Will my homeowner’s liability insurance cover accidental shootings?
Yes, but many times this answer comes with questions and lots of caveats. If a person is injured by an accidental discharge of a firearm, the family of the injured party could bring a lawsuit against the homeowner. As a result, the homeowners (you) could submit a claim under their homeowners Insurance policy. This could also be the case for accidental shooting that occur outside of the home, example would be during a group hunt – as long as the incident isn’t classified as a crime by local law.
However, every state has stipulations for what constitutes as a crime. Storing your firearm in a place that minors could find it may be considered a crime in some states. If the situation results in a criminal action then a claim on your homeowners’ insurance could be declined. Also, if any drugs or alcohol are involved this could also result in criminal charges and coverage would be most likely declined.

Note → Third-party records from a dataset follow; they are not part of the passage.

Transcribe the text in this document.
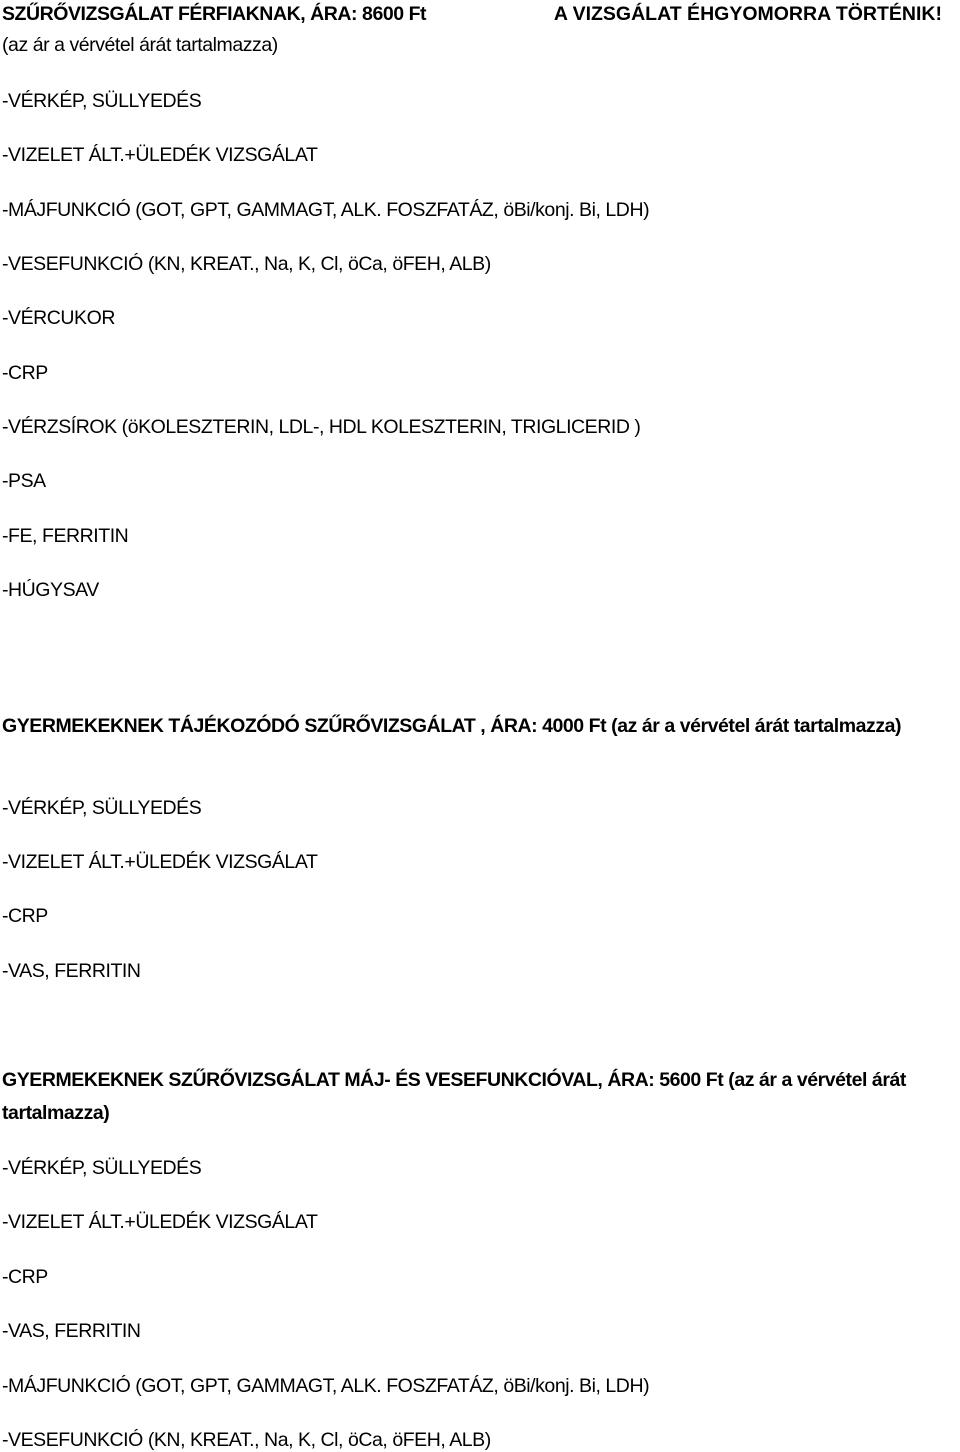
SZŰRŐVIZSGÁLAT FÉRFIAKNAK, ÁRA: 8600 Ft	A VIZSGÁLAT ÉHGYOMORRA TÖRTÉNIK!

(az ár a vérvétel árát tartalmazza)

-VÉRKÉP, SÜLLYEDÉS

-VIZELET ÁLT.+ÜLEDÉK VIZSGÁLAT

-MÁJFUNKCIÓ (GOT, GPT, GAMMAGT, ALK. FOSZFATÁZ, öBi/konj. Bi, LDH)

-VESEFUNKCIÓ (KN, KREAT., Na, K, Cl, öCa, öFEH, ALB)

-VÉRCUKOR

-CRP

-VÉRZSÍROK (öKOLESZTERIN, LDL-, HDL KOLESZTERIN, TRIGLICERID )

-PSA

-FE, FERRITIN

-HÚGYSAV

GYERMEKEKNEK TÁJÉKOZÓDÓ SZŰRŐVIZSGÁLAT , ÁRA: 4000 Ft (az ár a vérvétel árát tartalmazza)

-VÉRKÉP, SÜLLYEDÉS

-VIZELET ÁLT.+ÜLEDÉK VIZSGÁLAT

-CRP

-VAS, FERRITIN

GYERMEKEKNEK SZŰRŐVIZSGÁLAT MÁJ- ÉS VESEFUNKCIÓVAL, ÁRA: 5600 Ft (az ár a vérvétel árát

tartalmazza)

-VÉRKÉP, SÜLLYEDÉS

-VIZELET ÁLT.+ÜLEDÉK VIZSGÁLAT

-CRP

-VAS, FERRITIN

-MÁJFUNKCIÓ (GOT, GPT, GAMMAGT, ALK. FOSZFATÁZ, öBi/konj. Bi, LDH)

-VESEFUNKCIÓ (KN, KREAT., Na, K, Cl, öCa, öFEH, ALB)
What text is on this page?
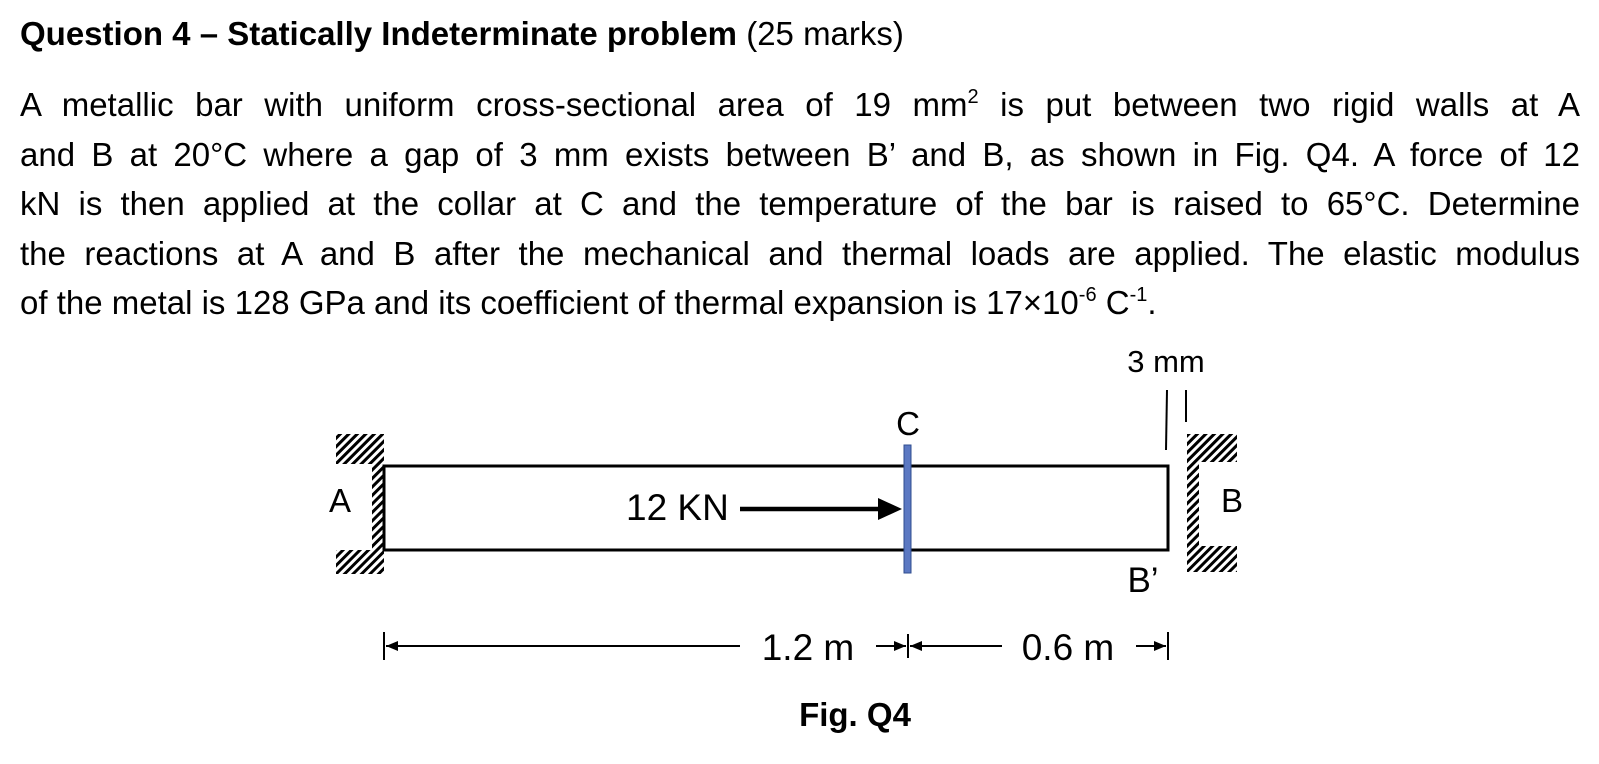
Question 4 – Statically Indeterminate problem (25 marks)
A metallic bar with uniform cross-sectional area of 19 $mm^2$ is put between two rigid walls at A
and B at 20°C where a gap of 3 mm exists between B’ and B, as shown in Fig. Q4. A force of 12
kN is then applied at the collar at C and the temperature of the bar is raised to 65°C. Determine
the reactions at A and B after the mechanical and thermal loads are applied. The elastic modulus
of the metal is 128 GPa and its coefficient of thermal expansion is $17\times 10^{-6}$ $C^{-1}$.
A	B
C
12 KN
3 mm
B’
1.2 m	0.6 m
Fig. Q4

“If it is truly an accident, you’re probably covered,” says Peter Kochenburger, deputy director of the Insurance Law Center at the UConn School of Law. “But the precise wording of your policy can make a big difference to whether an injury or death caused by a gun is ruled an accident or not.”
If your homeowner’s insurance would cover you for an incident like this you need to be aware you how much coverage you have. Now Is the time to dig out your insurance policy and see how much liability coverage you have. In the state of Missouri most homeowners’ policies come with $100,000 in coverage as “standard coverage”. Your next questions should be; Is this enough coverage for legal fees and medical expenses should someone ever file a personal injury suit against you or our family?
You may also have the option to purchase a liability umbrella policy along with your homeowner’s insurance plan. The additional umbrella liability coverage will provide you with a minimum of $1,000,0000 in liability coverage over your current homeowner’s policy limit. These plans are ideal for every homeowner and have a starting price of $125.00 per year.
However, if your family member is injured you will not have coverage under your liability insurance. Because you can not bring a lawsuit against yourself you would have to look for coverage under your medial payment’s coverage. Medical payments coverage has a maximum coverage amount in many states. You should reach out to your personal insurance plan provider to discover the maximum in your state. To increase this coverage the cost is minimal compared to the cost of increasing your dwelling coverage on your policy.